Dengan sejumlah indikator ekonomi domestik dan proyeksi kondisi global tersebut, BI memperkirakan pertumbuhan ekonomi 2015 di kisaran 5,4 - 5,8 persen. Sedangkan pada tahun 2014, pertumbuhan ekonomi diprediksi di level 5,1 persen.
Direktur Jenderal Basis Industri Manufaktur, Kementerian Perindustrian, Hardjanto menyatakan, untuk mengejar pertumbuhan ekonomi enam hingga tujuh persen, maka dibutuhkan pasokan gas mencapai 3.000 mmscfd (million standard cubic feet per day) pada 2025.
“Untuk mengejar pertumbuhan ekonomi sampai tujuh persen, industri harus tumbuh sembilan-sepuluh persen bahkan dobel digit. Untuk itu kebutuhan gas kita perkirakan mencapai 3.000 mmsfcd,” kata dia dalam seminar bertajuk “Revitalisasi Kebutuhan Gas untuk Industri”, Jakarta, Rabu (22/10/2014). Hardjanto lebih lanjut mengatakan, jika kebutuhan gas untuk industri terpenuhi, praktis industri dapat memberikan kontribusi lebih tinggi terhadap produk domestik bruto (PDB) mencapai 30-40 persen.
Dengan kontribusi demikian besar, maka dia memperhitungkan,income per capita orang Indonesia mencapai 8.000-10.000 dollar AS, atau dua hingga tiga kali lipat dari saat ini.
Meloncat ke jasa
Hardjanto menilai, perkembangan industri saat ini lamban. Bahkan pemerintah terkesan meloncat dari sektor primer menuju sektor jasa, dan melupakan pertumbuhan industri. Hal itu terlihat dari dua sektor industri manufaktur utama Indonesi yang masih saja mencetak defisit neraca perdagangan.
Sepanjang 2013 lalu, Hardjanto menuturkan, perdagangan besi baja masih mengalami defisit mencapai 12,5 miliar dollar AS. Sementara, petrokimia, juga mencetak defisit yang hampir sama. “Dari dua sektor ini saja, defisit kita sudah mencapai 25 miliar dollar AS per tahun,” kata dia.
“Kita belum selesai di manufaktur, sudah masuk ke service.
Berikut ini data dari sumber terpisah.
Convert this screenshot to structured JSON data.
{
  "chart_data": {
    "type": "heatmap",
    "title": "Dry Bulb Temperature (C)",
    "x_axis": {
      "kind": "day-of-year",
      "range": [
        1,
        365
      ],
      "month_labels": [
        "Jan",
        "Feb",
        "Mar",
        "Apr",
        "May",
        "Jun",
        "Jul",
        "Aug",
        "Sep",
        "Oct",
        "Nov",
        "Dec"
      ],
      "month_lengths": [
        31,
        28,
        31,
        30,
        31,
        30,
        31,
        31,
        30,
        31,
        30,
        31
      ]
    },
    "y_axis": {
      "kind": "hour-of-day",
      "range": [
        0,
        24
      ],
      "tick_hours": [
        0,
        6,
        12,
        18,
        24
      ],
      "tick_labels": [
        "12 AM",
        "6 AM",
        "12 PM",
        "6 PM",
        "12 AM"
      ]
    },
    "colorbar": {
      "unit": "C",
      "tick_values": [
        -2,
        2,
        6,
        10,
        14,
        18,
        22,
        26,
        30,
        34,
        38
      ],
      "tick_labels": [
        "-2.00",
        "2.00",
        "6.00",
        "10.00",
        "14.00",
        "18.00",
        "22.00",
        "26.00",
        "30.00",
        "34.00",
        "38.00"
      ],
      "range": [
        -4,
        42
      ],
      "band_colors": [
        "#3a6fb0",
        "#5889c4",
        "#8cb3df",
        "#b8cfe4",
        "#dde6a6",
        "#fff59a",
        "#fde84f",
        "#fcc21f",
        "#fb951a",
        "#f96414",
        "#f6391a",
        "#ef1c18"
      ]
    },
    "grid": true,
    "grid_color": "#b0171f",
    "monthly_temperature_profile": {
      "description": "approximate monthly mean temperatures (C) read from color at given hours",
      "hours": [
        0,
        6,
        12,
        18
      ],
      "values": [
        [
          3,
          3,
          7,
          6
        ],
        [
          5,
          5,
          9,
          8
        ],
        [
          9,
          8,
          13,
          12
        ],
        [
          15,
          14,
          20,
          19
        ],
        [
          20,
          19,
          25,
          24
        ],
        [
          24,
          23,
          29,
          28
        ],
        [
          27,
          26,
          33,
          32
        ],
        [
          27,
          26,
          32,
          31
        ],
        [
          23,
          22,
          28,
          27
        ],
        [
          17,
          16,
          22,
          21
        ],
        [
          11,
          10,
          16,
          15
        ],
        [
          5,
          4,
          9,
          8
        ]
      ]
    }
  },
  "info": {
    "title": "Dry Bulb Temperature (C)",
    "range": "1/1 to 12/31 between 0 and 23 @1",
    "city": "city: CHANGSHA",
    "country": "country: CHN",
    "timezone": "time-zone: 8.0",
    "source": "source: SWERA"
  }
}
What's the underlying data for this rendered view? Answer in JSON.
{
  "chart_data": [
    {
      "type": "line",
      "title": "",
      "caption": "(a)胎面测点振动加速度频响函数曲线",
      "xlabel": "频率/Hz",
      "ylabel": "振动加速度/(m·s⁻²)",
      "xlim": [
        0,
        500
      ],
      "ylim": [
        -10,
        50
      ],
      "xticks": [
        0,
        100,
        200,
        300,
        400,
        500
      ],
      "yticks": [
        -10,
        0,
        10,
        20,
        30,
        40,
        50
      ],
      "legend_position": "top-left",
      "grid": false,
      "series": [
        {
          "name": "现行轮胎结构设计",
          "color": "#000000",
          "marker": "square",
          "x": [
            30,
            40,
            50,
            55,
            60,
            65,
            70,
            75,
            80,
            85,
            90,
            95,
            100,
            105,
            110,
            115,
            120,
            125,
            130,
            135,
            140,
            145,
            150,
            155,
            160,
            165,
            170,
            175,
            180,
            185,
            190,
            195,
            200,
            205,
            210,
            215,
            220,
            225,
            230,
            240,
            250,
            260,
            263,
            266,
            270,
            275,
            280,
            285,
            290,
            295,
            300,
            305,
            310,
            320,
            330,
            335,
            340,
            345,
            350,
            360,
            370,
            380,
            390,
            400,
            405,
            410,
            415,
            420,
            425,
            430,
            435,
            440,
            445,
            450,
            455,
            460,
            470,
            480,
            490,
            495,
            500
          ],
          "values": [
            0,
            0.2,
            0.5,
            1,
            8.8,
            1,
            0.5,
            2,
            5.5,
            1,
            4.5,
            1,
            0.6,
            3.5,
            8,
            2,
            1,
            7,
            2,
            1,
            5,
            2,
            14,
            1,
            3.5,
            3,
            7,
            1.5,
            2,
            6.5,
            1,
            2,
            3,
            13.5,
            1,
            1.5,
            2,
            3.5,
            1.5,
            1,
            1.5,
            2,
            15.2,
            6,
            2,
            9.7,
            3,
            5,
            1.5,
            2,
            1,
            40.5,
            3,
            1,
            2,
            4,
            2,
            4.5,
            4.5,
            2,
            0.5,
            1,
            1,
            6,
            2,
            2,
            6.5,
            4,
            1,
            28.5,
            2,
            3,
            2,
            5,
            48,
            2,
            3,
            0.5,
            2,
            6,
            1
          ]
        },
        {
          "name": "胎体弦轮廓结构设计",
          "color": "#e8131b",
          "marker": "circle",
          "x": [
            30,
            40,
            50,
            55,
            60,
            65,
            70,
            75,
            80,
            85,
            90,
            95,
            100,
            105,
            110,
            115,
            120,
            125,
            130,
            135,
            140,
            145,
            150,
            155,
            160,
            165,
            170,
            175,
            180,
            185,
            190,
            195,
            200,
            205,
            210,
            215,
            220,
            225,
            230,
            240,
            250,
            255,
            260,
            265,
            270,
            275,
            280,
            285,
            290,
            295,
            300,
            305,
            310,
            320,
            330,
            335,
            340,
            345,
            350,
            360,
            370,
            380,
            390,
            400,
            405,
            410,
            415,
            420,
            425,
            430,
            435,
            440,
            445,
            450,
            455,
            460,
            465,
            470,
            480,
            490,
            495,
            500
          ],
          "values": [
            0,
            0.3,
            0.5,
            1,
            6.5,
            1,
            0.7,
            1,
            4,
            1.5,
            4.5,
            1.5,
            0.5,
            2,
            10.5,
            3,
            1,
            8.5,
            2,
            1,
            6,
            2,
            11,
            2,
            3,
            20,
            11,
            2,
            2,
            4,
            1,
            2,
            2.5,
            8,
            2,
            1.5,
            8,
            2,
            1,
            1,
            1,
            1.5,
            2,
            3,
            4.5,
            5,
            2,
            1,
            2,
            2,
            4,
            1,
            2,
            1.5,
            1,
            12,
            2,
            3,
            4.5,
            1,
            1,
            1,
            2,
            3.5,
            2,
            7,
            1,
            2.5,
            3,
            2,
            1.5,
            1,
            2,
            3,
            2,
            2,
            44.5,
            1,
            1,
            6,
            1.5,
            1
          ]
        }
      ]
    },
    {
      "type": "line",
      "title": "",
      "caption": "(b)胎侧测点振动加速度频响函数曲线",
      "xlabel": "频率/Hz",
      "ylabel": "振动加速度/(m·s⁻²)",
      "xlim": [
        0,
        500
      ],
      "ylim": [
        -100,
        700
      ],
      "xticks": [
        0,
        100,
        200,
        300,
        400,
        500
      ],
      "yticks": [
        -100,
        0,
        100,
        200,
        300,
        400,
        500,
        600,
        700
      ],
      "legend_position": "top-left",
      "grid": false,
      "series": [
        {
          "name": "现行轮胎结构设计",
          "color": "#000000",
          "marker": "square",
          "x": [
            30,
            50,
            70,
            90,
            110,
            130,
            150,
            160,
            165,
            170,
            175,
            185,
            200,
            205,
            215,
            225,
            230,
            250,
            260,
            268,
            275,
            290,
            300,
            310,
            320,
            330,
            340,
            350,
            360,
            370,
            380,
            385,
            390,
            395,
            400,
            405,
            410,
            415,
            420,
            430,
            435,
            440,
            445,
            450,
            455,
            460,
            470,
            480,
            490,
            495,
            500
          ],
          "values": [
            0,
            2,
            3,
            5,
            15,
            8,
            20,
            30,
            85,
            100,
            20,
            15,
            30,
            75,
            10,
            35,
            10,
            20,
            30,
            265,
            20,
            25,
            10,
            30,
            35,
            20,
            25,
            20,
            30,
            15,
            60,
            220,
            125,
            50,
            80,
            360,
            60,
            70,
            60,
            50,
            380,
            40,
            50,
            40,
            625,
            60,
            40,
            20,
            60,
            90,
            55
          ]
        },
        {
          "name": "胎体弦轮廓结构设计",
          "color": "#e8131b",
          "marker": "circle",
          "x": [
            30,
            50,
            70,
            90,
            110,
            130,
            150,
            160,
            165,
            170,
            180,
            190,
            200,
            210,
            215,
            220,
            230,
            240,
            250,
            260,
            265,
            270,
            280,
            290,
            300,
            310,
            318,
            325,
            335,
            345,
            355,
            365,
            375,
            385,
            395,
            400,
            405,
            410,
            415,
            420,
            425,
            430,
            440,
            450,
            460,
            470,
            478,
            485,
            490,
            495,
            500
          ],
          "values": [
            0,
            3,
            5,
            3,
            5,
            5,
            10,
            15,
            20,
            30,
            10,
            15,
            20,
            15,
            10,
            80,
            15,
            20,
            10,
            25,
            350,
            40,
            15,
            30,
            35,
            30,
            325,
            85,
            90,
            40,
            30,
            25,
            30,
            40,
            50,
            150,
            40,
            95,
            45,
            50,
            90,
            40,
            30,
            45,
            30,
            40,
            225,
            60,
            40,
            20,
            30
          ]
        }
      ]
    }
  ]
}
Ini jadi PR ke depan, bagaimana 30-40 persen pendapatan nasional harus dikontribusikan dari manufaktur. Baru kita keluar dari yang namanya middle income trap. Menjadi negara industri maju baru, dengan pendapatan 8.000-10.000 dollar AS per kapita,” jelas Hardjanto.
Pricing policy
Atas dasar itu, kebutuhan energi menjadi penting selain tersedianya bahan baku industri manufaktur. Masalahnya, kata Hardjanto, kebijakan harga gas sebagai salah satu sumber energi saat ini dinilai belum menunjang pertumbuhan industri manufkatur.
Harjanto menuturkan, meskipun Kementerian Energi dan Sumber Daya Mineral (ESDM) telah memiliki platform alokasi gas untuk industri mencapai 2.400 mmscfd pada 2015, namun dinamika industri juga tergantung faktor harga gas. “Mungkin suplai (gas) ada, tapi harga tetap menjadi konsideran,” kata dia.
Misalnya, dia mencontohkan, industri methanol bisa tumbuh lebih tinggi jika didukung harga gas 3 dollar AS per mmbtu (million metric british thermal unit). Namun, kenyataannya saat ini, harga gas yang dibeli pelaku industri rata-rata masih mencapai 9 dollar AS hingga 12 dollar AS per mmbtu.